The results are mixed. Two readers are basically done after two chapters. My story, dead on arrival. Starts out too slow. No murder or betrayal or super weird paranormal activity. That's the good stuff, nowadays, I guess. The other two are hanging in there with me because they assume the "good stuff" is on the way. I'm gonna have to disappoint them, I think. Oh, they like my dialog (two sisters and a dad) and the set up is okay so far (dead mom trying to communicate with her family), but, well, you know, 'what's going to happen'?
Um, isn't that what the rest of the book is supposed to do? Answer the questions and tension that the first two or three chapters set up? I know I'm not a "10" like Natalie Babbitt or Lois Lowry, but I think even they would have trouble with today's audience. I'm reading Tuck Everlasting (Babbit) to my 6th graders and the opening is so lyrical and rhythmic...and slow...that I had students almost bail. And if they were to read The Giver (Lowry) on their own, I doubt half of them would finish it. Sigh.
It seems that much modern written story telling is trying to mimic the first 9 minutes of television - hook 'em before the commercial break otherwise you've lost a consumer.

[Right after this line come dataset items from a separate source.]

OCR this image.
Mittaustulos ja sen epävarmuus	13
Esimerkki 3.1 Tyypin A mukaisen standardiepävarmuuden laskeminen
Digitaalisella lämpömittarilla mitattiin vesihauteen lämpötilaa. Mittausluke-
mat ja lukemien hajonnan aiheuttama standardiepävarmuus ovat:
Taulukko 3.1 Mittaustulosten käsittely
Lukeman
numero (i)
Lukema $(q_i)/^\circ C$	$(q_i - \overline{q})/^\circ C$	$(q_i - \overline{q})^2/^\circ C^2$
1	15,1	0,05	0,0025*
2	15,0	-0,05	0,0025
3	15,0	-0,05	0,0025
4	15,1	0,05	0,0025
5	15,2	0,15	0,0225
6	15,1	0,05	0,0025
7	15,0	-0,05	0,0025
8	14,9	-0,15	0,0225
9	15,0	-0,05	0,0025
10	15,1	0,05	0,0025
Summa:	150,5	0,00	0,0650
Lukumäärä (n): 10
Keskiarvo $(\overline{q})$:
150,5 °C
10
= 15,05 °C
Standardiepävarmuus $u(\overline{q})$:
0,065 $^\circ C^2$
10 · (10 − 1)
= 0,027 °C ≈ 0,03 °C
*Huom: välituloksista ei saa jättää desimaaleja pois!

I'm afraid many of these classic MG novels (even though they are on the shortish side) are in danger of being ignored because they don't have the "good stuff" screaming for attention on the opening page.
So what will I do? Well, I'll take into account what my young beta readers are telling me. But on the other hand, I kinda have a different definition of what makes for good stuff in a novel. Things that give the shocking elements like murder and betrayal and weird paranormal activity their context...things like plot and characterization and, oh yeah, theme.